Scientists from the Institute of Automation under the Chinese Academy of Sciences (CAS) introduced "SpikingBrain-1.0," a large-scale model fully trained and inferred using China's homegrown GPU computing.

Unlike mainstream generative AI systems that rely on resource-intensive Transformer architectures, where intelligence evolves as the network, computing budget, and dataset grow larger, this new model takes a different approach, allowing intelligence to emerge from spiking neurons.

This model allows for very efficient training on very minimal data volumes.

Using only about 2 percent of the pre-training data required by large mainstream models, the model is able to achieve performance comparable to some open-source models on language understanding and reasoning challenges, the research team said.

By leveraging event-triggered spiking neurons at the inference stage, one variant of SpikingBrain was shown to be able to increase the speed by up to 26.5 times compared to the Transformer architecture when generating the first token from a context consisting of one million tokens.

The ability of this model to handle ultralong sequences provides clear efficiency advantages for a variety of tasks, such as legal or medical document analysis, high-energy particle physics experiments, and DNA sequence modeling.

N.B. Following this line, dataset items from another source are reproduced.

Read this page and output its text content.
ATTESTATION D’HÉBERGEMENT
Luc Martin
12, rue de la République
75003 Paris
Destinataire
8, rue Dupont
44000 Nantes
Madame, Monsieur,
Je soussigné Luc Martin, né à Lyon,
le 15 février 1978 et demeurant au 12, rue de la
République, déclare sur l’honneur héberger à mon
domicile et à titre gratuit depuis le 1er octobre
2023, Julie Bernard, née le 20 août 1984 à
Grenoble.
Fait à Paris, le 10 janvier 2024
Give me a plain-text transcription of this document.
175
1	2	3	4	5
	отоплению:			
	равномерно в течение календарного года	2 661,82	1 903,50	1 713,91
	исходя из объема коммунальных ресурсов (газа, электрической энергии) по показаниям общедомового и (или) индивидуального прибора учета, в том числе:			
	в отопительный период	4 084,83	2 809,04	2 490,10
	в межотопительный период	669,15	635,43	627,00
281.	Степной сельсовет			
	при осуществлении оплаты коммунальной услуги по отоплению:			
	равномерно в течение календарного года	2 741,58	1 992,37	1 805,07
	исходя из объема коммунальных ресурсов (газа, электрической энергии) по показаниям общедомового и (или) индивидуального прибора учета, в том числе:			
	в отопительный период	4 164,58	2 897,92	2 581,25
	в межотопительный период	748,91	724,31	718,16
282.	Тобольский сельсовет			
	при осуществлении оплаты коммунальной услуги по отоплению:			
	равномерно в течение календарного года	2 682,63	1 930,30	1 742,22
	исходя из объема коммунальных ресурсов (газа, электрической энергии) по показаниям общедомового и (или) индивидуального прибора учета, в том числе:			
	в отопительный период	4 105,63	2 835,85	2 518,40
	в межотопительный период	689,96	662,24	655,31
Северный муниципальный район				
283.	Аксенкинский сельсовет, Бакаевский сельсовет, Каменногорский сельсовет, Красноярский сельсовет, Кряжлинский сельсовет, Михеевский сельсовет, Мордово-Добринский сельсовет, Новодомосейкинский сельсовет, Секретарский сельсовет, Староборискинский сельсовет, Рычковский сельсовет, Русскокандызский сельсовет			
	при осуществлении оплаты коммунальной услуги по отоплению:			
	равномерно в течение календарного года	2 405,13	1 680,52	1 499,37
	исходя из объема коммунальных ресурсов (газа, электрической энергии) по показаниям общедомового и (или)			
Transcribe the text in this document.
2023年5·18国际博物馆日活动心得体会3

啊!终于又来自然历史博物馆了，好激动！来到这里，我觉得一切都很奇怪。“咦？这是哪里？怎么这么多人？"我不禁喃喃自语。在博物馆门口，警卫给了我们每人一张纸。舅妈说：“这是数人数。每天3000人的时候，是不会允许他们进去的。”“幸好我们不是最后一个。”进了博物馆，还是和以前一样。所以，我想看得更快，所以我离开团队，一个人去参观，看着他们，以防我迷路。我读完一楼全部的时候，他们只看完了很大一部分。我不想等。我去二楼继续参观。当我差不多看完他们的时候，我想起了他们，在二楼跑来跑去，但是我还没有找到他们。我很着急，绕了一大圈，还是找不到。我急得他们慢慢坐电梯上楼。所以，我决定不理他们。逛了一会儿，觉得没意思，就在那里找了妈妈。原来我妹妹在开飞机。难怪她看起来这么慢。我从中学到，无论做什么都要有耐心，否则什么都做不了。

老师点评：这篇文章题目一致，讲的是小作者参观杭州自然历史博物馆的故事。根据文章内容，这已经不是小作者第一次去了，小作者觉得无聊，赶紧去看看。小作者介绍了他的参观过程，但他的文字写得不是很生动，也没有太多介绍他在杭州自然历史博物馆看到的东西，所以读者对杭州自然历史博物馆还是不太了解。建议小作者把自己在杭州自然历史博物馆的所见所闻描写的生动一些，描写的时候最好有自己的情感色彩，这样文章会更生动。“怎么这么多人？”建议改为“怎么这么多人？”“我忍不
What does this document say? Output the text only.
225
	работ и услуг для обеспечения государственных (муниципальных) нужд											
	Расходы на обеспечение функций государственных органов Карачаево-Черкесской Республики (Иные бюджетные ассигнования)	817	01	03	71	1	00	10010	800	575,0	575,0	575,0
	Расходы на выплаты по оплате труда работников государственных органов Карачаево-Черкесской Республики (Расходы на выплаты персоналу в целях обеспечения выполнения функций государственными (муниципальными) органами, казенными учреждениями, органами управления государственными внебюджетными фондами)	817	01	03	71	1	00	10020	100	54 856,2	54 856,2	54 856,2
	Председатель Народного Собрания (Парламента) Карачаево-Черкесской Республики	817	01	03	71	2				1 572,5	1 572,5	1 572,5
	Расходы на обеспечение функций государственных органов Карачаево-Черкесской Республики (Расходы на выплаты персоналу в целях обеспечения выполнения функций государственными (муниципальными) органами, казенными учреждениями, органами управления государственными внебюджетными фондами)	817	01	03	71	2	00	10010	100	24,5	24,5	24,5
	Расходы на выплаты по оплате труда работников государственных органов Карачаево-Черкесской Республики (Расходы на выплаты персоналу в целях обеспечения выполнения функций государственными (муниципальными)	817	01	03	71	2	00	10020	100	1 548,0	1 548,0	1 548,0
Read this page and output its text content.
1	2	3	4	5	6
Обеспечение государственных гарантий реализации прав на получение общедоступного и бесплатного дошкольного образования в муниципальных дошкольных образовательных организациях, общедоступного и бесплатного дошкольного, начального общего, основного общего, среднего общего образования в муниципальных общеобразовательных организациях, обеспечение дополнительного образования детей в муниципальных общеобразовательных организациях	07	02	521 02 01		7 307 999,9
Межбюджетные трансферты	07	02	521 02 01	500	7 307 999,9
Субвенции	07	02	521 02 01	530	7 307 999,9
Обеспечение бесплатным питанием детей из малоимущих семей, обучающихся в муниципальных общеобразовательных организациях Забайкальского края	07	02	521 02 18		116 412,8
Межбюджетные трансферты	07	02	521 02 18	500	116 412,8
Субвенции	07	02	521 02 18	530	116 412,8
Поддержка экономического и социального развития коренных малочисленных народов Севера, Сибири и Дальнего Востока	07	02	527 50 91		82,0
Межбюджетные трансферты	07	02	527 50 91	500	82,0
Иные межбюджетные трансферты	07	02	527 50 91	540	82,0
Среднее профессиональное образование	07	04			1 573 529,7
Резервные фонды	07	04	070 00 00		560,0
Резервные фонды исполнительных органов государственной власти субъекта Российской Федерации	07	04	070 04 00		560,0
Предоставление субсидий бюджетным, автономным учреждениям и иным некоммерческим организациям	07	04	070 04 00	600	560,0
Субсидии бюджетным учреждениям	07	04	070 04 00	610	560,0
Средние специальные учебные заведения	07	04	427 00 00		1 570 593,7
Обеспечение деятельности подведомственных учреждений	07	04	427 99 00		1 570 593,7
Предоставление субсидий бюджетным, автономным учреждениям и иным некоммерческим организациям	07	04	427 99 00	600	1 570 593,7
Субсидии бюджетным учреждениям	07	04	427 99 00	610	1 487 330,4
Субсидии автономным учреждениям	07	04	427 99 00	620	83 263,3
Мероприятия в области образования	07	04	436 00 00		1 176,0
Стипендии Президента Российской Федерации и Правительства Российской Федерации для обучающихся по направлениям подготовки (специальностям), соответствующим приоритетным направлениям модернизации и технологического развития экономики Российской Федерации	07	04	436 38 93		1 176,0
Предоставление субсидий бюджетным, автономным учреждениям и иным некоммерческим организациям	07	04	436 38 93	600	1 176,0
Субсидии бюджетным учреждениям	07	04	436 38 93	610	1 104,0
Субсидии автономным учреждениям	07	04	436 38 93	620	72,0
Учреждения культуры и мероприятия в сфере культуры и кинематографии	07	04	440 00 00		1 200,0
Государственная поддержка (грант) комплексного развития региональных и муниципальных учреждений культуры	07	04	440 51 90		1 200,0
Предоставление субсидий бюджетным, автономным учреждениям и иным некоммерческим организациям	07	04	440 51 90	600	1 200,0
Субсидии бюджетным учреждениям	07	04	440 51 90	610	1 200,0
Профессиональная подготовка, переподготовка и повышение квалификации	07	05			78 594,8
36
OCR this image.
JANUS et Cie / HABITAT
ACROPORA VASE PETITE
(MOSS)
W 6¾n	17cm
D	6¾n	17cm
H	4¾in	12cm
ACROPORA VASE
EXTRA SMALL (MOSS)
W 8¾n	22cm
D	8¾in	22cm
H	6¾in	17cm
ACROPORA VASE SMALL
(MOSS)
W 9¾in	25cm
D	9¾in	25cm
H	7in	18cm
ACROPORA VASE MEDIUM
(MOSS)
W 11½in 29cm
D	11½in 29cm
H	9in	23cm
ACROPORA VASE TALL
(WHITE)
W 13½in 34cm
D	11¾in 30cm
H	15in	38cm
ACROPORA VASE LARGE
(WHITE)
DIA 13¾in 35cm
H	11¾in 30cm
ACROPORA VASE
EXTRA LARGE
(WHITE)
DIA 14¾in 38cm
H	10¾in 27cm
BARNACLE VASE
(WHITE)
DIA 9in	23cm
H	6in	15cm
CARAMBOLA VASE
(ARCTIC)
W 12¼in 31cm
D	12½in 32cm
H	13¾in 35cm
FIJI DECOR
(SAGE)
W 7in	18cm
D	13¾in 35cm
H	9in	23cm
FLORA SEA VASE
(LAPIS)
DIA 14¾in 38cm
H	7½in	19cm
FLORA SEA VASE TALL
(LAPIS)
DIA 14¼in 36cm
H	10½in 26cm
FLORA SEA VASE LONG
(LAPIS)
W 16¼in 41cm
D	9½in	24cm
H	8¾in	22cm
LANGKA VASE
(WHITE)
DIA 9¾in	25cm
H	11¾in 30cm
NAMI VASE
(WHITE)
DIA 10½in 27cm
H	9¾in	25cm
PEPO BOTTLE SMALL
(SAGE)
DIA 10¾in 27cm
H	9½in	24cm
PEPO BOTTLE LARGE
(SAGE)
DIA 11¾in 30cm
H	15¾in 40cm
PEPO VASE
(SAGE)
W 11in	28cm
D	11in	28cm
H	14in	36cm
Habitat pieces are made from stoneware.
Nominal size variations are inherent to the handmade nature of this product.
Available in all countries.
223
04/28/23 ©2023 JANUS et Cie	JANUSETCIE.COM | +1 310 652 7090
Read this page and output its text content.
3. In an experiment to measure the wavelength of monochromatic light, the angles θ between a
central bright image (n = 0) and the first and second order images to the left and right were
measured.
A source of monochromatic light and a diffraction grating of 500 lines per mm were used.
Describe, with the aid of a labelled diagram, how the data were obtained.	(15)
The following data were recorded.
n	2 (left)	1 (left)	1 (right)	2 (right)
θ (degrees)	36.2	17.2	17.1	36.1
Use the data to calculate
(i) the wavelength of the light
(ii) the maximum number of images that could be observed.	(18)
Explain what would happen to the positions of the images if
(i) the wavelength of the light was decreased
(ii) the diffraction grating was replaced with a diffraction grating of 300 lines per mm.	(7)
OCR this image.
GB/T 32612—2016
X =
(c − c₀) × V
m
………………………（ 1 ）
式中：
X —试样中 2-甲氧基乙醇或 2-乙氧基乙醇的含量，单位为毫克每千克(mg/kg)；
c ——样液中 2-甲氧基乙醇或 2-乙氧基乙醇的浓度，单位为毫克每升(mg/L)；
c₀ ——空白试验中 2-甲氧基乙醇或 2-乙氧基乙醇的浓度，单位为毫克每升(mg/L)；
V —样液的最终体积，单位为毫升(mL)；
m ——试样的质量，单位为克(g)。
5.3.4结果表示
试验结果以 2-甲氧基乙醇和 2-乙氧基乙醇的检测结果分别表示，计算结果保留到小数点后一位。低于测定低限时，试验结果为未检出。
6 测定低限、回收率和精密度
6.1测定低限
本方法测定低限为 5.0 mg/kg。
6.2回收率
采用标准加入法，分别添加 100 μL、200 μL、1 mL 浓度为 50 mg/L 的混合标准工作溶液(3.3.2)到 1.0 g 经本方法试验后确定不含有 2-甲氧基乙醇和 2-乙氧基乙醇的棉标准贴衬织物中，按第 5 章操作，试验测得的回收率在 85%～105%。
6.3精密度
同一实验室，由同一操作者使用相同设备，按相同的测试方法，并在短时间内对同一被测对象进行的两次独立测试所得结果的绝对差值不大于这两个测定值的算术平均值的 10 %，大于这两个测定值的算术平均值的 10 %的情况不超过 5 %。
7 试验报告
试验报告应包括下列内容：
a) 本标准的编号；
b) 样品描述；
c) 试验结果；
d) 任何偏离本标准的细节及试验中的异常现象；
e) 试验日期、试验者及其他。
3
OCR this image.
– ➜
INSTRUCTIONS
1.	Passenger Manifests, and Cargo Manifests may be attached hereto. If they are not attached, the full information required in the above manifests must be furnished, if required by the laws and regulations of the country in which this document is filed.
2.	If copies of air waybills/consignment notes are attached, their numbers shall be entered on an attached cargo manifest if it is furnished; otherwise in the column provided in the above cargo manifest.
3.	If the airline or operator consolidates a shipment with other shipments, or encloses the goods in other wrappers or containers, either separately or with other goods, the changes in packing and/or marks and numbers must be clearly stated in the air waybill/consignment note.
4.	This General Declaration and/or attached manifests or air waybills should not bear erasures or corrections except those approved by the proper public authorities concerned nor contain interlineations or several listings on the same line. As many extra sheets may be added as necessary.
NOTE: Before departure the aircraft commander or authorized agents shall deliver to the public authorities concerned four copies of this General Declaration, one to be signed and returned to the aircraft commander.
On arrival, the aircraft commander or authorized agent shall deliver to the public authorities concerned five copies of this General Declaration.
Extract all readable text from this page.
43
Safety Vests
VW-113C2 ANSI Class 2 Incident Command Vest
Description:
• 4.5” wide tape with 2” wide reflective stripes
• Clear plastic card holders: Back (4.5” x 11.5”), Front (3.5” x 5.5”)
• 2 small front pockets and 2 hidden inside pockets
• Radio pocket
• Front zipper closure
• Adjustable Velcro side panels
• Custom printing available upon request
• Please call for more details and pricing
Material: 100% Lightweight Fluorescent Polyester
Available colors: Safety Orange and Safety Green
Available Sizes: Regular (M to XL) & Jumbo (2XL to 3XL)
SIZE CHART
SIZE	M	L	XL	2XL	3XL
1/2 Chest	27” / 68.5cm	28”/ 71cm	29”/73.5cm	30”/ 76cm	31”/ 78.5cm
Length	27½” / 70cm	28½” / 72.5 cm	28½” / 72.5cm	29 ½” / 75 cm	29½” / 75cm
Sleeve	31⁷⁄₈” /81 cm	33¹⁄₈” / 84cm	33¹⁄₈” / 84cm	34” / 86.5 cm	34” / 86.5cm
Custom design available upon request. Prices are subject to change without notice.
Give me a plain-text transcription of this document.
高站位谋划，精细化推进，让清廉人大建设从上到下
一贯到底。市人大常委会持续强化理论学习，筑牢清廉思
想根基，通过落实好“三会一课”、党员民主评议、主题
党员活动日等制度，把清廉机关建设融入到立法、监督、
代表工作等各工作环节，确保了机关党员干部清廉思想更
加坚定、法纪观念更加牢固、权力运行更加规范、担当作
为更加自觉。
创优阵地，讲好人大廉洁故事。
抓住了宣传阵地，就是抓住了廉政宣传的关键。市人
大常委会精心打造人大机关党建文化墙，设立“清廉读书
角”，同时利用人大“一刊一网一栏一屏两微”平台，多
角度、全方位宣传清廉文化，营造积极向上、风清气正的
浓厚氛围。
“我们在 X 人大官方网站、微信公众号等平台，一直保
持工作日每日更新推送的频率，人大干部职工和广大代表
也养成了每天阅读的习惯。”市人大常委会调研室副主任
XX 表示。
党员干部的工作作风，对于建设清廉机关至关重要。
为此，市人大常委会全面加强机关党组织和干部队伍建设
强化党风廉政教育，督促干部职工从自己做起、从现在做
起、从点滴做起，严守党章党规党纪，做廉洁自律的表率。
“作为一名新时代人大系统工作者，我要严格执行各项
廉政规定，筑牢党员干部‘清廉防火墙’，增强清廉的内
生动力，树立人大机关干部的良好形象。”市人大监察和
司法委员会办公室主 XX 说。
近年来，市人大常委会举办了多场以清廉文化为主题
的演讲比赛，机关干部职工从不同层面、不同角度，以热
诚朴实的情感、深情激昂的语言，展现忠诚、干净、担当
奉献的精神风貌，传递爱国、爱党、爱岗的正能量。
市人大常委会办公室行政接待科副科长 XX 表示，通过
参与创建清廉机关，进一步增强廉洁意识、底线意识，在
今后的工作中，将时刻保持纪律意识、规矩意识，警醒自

The research team has open-sourced the SpikingBrain model and launched a public testbed, as well as released a large-scale, bilingual technical report that has been validated by the industry.

"This large-scale model opens a non-Transformer technical path for the development of a new generation of AI," said Xu Bo, director of the Automation Institute. "It has the potential to inspire the design of next-generation neuromorphic chips with lower power consumption."